Physical records usually require significant amounts of space to store them. When physical records are no longer maintained, the large amounts of storage space are no longer needed. Book, film, and other expensive physical media use (and therefore cost) is also reduced storage of health record. When paper documents are stored in different locations, in addition, collecting and transporting them to a unique place for an examination by a health professional takes time. When the paper (or other) are required in multiple locations, copying, faxing, and transportation costs are important.
handwritten medical records on paper can be associated with poor legibility, which can contribute to medical errors. preprinted forms, standardization of abbreviations, and standards of calligraphy have been encouraged to improve the reliability of paper medical records. patient records to assist the standardization of forms, terminology and abbreviations, and data entry. The scan forms facilitates the collection of data for epidemiology and clinical studies.
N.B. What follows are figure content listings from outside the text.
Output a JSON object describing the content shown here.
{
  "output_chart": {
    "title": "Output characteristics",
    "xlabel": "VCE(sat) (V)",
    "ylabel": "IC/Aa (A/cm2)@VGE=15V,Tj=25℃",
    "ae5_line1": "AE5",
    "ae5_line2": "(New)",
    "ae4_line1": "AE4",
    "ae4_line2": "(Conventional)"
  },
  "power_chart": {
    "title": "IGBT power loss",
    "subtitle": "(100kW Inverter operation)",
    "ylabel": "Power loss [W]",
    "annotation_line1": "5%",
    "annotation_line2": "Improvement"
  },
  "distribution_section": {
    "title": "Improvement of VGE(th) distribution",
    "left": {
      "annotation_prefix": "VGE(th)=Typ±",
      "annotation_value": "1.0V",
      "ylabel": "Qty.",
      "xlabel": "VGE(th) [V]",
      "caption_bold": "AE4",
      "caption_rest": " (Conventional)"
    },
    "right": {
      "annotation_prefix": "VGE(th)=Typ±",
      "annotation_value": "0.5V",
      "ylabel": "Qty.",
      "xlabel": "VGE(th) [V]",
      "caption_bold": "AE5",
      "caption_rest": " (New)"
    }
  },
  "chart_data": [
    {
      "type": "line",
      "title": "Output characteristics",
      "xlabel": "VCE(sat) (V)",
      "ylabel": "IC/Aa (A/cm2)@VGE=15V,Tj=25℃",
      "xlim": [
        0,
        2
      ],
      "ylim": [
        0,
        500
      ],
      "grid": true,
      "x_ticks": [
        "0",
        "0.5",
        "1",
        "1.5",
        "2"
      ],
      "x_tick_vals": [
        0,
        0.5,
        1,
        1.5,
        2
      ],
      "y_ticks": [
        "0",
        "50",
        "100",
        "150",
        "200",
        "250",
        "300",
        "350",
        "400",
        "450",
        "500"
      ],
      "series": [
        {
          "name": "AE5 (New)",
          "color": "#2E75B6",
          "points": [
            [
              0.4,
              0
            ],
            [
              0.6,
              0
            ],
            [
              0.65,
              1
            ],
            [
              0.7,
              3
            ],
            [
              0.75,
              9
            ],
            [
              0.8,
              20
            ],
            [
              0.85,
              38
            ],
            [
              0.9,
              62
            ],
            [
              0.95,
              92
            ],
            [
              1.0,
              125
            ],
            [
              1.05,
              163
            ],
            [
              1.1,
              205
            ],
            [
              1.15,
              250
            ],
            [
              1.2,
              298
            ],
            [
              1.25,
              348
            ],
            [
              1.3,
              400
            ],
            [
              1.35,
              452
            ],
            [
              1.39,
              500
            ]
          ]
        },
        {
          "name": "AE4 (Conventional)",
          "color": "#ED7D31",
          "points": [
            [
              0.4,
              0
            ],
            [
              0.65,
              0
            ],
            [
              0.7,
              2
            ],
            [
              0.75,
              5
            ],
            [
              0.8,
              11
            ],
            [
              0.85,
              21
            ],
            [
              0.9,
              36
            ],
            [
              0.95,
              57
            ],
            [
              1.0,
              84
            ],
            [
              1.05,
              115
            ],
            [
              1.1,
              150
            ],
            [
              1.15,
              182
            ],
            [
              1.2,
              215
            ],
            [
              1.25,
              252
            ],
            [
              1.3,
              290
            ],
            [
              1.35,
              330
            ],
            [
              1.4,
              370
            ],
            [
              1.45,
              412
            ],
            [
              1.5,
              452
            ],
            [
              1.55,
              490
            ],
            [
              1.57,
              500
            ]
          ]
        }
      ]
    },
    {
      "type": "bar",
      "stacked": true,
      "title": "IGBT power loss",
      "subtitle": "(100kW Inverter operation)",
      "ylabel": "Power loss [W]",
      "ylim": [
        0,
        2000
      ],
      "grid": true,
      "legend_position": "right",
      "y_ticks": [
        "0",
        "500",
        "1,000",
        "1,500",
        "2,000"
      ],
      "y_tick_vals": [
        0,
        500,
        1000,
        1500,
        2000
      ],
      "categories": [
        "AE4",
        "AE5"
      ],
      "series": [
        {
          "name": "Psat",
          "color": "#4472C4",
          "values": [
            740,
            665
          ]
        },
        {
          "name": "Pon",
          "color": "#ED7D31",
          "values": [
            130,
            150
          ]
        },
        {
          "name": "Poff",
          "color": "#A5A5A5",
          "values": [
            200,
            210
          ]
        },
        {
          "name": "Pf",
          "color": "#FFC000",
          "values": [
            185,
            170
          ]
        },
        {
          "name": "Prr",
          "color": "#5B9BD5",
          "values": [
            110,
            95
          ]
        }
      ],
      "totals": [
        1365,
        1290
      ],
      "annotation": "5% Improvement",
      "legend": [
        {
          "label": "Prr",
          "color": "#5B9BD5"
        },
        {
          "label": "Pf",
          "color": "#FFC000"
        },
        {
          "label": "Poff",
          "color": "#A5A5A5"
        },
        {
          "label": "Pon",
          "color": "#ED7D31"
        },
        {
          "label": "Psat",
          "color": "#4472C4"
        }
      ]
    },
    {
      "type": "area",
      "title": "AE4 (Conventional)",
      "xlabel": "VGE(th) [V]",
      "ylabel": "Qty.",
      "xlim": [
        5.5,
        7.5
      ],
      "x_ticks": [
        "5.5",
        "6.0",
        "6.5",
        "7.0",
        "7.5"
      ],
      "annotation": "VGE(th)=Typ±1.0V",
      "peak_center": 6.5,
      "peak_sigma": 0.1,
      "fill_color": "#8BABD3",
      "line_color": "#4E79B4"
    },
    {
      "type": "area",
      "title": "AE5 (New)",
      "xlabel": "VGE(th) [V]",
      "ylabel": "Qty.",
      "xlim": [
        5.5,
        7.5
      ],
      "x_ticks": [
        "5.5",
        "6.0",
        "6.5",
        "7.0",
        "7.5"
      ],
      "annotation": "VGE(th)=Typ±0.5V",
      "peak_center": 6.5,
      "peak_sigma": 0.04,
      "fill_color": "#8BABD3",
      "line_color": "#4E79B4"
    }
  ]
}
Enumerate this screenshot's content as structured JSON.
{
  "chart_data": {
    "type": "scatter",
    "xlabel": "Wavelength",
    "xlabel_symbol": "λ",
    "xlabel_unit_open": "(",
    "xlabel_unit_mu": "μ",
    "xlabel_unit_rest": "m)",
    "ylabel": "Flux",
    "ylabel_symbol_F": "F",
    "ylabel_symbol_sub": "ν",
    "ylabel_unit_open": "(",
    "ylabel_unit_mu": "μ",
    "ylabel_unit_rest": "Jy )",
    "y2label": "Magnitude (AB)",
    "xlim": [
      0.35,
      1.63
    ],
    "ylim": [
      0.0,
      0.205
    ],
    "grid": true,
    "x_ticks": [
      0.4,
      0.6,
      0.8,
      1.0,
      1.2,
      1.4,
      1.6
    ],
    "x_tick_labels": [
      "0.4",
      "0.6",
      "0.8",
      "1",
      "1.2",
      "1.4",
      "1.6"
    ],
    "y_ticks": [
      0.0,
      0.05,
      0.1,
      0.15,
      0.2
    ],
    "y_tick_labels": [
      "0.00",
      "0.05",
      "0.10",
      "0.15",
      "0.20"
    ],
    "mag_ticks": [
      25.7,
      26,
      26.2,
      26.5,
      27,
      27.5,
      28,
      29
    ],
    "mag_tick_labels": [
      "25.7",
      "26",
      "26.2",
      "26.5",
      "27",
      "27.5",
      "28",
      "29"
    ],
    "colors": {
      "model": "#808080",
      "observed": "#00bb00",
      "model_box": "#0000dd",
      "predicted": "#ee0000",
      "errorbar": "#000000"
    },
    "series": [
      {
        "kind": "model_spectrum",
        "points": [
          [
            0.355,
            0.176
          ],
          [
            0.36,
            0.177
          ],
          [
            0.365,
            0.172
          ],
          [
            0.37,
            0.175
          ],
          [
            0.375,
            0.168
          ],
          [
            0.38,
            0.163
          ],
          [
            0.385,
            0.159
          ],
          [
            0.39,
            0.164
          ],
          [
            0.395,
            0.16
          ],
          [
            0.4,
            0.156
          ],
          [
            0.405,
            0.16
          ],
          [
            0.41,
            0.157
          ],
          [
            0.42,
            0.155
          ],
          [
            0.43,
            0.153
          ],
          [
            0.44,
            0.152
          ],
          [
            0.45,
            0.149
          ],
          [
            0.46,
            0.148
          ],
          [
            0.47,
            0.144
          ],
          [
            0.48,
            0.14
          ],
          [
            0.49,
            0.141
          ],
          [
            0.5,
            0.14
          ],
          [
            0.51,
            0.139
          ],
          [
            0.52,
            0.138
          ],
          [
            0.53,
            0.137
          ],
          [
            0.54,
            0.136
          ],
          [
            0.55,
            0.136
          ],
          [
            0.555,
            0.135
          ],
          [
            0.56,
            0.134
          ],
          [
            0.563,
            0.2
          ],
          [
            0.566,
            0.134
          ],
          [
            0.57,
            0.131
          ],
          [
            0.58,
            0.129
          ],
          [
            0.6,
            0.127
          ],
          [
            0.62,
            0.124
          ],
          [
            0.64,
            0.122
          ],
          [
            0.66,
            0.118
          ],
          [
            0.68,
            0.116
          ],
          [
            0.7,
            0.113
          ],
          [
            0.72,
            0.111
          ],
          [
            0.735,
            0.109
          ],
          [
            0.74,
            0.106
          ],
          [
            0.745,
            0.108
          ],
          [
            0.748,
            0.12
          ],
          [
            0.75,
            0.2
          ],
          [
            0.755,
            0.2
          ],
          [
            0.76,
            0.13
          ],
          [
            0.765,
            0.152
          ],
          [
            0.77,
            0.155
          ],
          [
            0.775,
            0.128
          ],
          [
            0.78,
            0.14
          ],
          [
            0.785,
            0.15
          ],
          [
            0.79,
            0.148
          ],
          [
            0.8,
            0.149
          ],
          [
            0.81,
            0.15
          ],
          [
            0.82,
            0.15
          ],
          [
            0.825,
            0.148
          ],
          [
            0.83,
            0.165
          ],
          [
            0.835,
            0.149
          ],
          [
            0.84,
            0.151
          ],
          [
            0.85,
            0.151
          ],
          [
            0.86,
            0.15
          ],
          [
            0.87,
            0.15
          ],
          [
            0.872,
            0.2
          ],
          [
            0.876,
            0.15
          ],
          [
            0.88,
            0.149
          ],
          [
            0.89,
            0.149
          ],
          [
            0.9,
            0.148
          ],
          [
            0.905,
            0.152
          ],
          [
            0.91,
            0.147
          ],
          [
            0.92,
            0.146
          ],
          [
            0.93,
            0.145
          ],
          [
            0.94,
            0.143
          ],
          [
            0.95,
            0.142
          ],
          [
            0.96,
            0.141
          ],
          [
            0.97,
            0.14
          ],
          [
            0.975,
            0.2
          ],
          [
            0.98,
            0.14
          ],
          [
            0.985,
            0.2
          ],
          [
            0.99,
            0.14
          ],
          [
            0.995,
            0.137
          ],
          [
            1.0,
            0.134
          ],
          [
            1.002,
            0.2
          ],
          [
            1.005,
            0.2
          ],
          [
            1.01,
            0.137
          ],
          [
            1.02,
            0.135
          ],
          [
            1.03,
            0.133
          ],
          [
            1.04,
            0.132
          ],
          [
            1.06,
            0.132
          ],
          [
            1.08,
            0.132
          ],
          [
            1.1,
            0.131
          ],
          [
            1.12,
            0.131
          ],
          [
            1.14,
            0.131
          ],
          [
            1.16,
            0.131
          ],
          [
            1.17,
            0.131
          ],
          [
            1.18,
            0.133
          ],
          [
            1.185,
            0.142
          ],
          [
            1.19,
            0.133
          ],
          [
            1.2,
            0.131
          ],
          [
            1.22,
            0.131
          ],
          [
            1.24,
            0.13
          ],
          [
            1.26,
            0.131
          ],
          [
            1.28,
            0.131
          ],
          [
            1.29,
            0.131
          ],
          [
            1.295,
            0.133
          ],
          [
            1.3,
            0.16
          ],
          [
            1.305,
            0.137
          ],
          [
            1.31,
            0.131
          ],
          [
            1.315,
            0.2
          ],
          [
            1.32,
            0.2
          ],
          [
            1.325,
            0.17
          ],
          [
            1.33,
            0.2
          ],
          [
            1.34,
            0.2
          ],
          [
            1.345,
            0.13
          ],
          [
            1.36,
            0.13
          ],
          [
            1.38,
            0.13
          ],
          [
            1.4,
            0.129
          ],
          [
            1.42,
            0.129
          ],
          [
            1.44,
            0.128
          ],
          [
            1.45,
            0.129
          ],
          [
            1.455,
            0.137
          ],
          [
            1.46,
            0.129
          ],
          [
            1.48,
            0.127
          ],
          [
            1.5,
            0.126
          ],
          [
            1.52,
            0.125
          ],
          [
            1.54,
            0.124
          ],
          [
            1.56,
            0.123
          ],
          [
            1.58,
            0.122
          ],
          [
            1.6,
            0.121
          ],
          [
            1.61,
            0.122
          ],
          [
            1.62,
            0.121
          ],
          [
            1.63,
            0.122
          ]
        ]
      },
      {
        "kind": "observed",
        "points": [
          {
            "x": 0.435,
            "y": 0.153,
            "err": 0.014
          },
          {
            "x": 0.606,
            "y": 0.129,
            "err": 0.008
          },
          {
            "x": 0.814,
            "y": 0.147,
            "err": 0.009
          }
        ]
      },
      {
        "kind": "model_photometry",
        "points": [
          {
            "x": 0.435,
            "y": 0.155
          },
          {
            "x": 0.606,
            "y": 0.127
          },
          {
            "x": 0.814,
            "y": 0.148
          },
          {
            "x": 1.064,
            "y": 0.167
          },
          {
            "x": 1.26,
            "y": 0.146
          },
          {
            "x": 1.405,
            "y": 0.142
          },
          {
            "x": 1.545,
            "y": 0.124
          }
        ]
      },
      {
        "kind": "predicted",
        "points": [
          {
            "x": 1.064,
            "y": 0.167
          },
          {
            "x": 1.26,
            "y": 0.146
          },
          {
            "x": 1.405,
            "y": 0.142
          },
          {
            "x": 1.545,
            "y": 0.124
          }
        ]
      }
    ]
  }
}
Keeping patient records and order entry were found to reduce the errors associated with handwritten documents and were recommended for widespread adoption.
Qualities of a medical record of patients
1. The information should be updated continuously.
2. Data from a health system patient records should be used anonymously for statistical reports for the purpose of improving the quality, results reporting, resource management, and public health.
3. The ability to exchange files between different systems of health records would facilitate the coordinated delivery of health care in health care facilities not affiliated.